Description
This collection contains 372 stereographic photographs (including some variants and duplicates) by photographer A. A. Hart
(1816-1908) that document
the construction of the western half of first transcontinental
railroad by the Central Pacific Railroad between 1864 and 1869.
Hart served as the Central Pacific's first official photographer, and his images chronicle the advancement of the railroad
over 742 miles from Newcastle, California, through the
Sierra Nevada Mountains and into Nevada and Utah.
Background
Photographer Alfred A. Hart (1816-1908) was born in Norwich, Connecticut, on March 28, 1816. In the late 1830s, he studied
art
in New York City, and later worked in Connecticut and along the East Coast as a portrait painter and panoramic artist. In
1857, Hart made an initial foray into photography in
a partnership with daguerreotypist Henry H. Bartlett in Hartford, Connecticut.
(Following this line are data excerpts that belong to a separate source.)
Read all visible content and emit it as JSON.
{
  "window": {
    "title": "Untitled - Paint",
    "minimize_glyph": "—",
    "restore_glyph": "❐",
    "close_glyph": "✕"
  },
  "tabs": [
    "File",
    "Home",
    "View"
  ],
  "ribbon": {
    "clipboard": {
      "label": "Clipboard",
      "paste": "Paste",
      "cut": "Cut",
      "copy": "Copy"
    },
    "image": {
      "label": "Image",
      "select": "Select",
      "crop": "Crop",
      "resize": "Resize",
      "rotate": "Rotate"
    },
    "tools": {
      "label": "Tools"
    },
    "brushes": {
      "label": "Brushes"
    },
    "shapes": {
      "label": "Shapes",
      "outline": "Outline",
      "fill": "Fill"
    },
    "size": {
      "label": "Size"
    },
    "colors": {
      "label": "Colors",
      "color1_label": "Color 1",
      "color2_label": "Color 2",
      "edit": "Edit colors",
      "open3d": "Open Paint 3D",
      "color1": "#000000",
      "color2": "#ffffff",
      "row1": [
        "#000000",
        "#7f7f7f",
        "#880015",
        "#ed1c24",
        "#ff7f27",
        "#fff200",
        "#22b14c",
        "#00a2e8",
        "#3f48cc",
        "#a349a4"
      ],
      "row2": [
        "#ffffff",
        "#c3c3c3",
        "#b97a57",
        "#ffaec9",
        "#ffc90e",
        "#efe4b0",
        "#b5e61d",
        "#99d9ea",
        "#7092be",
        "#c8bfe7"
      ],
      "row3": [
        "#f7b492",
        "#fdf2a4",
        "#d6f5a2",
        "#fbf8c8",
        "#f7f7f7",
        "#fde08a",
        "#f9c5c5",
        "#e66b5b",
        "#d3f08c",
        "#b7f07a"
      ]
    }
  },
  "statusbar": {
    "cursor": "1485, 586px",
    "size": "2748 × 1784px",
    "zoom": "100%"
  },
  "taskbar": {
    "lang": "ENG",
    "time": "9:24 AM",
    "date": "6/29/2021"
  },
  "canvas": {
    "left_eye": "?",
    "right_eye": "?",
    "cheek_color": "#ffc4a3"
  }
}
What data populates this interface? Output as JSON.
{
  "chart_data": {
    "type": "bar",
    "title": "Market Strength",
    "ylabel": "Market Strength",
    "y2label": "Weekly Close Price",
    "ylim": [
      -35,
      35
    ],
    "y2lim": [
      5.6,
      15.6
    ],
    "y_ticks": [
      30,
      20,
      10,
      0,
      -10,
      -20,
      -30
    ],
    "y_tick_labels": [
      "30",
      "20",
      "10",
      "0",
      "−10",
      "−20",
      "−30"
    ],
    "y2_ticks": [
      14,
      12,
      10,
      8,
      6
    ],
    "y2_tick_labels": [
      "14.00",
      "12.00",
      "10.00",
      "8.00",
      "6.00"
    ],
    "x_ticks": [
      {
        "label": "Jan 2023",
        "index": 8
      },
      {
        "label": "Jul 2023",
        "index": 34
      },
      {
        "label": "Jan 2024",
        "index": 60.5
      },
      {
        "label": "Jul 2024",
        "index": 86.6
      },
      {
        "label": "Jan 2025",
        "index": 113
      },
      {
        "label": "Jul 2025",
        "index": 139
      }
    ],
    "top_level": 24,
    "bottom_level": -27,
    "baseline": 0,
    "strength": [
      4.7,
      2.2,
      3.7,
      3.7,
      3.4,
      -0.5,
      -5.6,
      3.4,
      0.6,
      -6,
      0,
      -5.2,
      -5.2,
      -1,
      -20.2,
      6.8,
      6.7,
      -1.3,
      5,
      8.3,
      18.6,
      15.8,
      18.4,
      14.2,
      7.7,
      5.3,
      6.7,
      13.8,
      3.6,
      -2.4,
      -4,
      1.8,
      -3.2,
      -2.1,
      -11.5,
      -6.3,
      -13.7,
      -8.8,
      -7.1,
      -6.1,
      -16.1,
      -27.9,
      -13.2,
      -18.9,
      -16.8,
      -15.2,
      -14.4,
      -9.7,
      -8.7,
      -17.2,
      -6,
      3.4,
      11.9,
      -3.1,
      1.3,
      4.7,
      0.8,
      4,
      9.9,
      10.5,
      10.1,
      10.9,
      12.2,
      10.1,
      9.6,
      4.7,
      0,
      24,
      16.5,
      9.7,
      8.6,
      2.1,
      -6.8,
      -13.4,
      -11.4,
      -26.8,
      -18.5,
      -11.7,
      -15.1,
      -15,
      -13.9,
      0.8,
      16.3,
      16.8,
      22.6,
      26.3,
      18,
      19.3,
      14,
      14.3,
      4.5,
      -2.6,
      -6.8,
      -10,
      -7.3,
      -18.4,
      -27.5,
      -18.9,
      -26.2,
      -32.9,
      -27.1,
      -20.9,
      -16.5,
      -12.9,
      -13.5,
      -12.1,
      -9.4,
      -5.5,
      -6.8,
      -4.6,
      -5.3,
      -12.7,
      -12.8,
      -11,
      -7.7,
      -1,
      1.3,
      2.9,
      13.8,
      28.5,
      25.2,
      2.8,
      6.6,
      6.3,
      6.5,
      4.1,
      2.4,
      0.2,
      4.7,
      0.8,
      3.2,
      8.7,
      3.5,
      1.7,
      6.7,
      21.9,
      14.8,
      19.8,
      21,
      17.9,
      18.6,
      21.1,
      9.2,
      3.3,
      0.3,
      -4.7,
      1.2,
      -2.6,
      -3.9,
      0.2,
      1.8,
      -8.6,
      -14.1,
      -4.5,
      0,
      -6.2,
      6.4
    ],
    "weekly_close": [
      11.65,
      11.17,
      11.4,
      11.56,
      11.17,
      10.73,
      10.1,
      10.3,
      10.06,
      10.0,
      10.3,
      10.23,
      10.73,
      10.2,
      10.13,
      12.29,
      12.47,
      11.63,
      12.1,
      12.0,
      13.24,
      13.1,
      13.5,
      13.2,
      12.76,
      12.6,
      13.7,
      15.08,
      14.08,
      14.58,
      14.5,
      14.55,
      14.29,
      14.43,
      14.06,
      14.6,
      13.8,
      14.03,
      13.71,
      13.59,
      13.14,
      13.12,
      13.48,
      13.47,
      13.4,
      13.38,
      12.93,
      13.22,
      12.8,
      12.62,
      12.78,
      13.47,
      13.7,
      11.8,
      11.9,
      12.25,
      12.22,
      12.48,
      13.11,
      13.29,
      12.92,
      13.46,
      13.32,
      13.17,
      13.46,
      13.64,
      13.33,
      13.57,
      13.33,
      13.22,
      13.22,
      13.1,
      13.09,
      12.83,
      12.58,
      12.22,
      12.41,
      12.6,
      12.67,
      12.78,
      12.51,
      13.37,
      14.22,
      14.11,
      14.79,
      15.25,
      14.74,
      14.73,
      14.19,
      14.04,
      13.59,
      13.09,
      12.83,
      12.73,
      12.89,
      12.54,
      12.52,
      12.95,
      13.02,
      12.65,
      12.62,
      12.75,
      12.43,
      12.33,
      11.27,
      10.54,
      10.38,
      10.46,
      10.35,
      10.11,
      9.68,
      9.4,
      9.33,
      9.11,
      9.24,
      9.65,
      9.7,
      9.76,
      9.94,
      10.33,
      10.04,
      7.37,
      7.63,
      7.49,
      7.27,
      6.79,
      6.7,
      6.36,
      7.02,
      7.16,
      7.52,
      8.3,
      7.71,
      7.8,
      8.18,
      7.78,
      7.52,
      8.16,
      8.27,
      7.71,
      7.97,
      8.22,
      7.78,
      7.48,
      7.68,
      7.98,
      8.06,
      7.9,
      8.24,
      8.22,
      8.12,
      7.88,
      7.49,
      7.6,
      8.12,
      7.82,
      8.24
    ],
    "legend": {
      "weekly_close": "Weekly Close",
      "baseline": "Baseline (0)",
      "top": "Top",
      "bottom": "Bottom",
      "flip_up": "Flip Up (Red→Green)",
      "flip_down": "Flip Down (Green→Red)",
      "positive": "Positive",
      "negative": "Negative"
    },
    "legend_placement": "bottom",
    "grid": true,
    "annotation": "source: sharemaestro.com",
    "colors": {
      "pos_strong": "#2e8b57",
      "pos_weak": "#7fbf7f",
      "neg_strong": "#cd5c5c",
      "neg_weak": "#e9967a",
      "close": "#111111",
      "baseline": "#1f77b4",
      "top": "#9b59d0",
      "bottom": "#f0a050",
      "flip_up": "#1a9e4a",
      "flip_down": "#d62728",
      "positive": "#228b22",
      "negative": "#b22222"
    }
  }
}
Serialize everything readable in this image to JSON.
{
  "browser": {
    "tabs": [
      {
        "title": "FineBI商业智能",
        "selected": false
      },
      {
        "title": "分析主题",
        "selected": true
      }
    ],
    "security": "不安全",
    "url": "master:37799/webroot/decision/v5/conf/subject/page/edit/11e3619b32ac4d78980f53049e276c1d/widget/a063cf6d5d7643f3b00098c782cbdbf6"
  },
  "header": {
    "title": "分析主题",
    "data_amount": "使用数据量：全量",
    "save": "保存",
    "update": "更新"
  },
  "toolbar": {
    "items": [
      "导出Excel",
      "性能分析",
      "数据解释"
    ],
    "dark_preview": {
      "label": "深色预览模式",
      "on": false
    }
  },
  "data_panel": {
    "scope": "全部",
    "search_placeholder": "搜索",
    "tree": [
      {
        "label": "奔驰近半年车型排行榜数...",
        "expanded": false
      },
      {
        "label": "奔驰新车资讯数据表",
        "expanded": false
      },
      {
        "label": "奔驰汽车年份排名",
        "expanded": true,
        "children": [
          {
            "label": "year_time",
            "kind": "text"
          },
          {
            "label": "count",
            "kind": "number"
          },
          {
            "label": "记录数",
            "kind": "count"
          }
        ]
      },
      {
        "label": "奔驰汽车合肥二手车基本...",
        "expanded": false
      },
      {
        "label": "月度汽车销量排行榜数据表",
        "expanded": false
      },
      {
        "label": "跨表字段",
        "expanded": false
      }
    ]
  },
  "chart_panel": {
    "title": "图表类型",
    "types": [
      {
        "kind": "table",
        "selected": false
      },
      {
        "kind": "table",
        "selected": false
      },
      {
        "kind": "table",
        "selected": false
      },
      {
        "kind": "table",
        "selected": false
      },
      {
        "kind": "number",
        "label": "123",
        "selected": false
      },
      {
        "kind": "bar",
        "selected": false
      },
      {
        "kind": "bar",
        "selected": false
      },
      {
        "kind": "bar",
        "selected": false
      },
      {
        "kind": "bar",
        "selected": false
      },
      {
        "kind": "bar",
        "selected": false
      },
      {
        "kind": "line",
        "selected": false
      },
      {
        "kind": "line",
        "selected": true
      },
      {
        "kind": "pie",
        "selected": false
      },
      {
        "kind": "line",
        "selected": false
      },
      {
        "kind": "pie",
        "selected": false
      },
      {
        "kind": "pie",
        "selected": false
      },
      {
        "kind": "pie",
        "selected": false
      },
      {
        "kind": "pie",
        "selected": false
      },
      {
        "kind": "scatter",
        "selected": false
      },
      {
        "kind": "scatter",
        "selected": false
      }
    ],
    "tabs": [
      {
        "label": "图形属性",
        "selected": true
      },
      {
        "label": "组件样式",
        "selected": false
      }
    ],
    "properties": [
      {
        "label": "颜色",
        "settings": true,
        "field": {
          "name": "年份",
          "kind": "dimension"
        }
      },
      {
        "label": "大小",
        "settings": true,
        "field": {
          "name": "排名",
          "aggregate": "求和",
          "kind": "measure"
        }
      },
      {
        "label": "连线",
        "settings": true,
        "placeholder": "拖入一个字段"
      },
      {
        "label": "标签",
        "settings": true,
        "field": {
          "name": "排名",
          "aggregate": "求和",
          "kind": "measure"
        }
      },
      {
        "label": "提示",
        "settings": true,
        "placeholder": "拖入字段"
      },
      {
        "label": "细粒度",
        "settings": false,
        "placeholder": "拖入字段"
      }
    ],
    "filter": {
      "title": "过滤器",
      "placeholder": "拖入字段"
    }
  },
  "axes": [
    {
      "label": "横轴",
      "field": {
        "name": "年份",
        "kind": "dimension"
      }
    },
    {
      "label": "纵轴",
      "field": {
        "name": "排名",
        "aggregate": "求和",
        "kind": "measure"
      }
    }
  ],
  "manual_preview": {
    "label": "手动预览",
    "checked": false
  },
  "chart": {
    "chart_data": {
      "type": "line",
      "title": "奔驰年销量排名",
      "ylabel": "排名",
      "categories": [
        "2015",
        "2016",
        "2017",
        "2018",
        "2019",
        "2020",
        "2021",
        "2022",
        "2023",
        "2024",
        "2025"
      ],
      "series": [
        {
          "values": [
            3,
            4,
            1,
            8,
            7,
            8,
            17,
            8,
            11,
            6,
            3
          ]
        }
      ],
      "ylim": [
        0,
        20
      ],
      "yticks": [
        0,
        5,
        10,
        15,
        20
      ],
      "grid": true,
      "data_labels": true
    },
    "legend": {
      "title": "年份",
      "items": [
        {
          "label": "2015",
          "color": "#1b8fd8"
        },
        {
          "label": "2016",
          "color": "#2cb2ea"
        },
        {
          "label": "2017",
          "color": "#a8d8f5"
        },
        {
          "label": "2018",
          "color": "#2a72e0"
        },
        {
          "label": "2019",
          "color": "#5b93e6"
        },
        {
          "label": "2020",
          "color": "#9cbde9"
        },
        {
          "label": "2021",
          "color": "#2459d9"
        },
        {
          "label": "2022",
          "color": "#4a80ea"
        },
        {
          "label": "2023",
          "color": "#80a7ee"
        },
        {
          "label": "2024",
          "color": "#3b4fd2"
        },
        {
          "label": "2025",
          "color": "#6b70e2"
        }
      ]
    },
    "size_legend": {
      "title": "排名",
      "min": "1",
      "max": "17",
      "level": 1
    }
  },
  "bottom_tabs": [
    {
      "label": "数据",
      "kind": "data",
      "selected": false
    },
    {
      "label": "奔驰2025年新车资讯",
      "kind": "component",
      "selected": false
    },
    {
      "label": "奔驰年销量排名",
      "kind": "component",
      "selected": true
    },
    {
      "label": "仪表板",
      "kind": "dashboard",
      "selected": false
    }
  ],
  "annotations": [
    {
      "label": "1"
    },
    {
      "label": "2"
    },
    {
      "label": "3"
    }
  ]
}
Hart and his family moved to Cleveland, Ohio,
in the early 1860s, and by 1863, Hart had begun
operating as a traveling photographer in various California mining towns.
The Central Pacific Railroad Company (CPRR), led by president Leland Stanford and vice president Collis P. Huntington, was
incorporated in Sacramento, California,
on June 28, 1861. The Pacific Railroad Act, signed by President Abraham Lincoln on July 1, 1862, authorized the CPRR to build
a railroad and telegraph line east from
Sacramento and the Union Pacific Railroad Company to build west from Omaha, Nebraska. On January 8, 1863, the CPRR held the
ceremonial groundbreaking in Sacramento,
and the first track was laid in October 1863. Construction progressed eastward for the next six years, with track completed
to Auburn, California, in May 1865; Cisco,
California, in late 1866; and Reno, Nevada, in June 1868. On May 10, 1869, the eastern and western lines met at Promontory
Summit, Utah, with the ceremonial final
"golden spike" driven by Stanford.
Restrictions
The Huntington Library does not require that researchers request permission to quote from or publish images of this material,
nor does it charge fees for such activities. The responsibility for identifying the copyright holder, if there is one, and
obtaining necessary permissions rests with the researcher.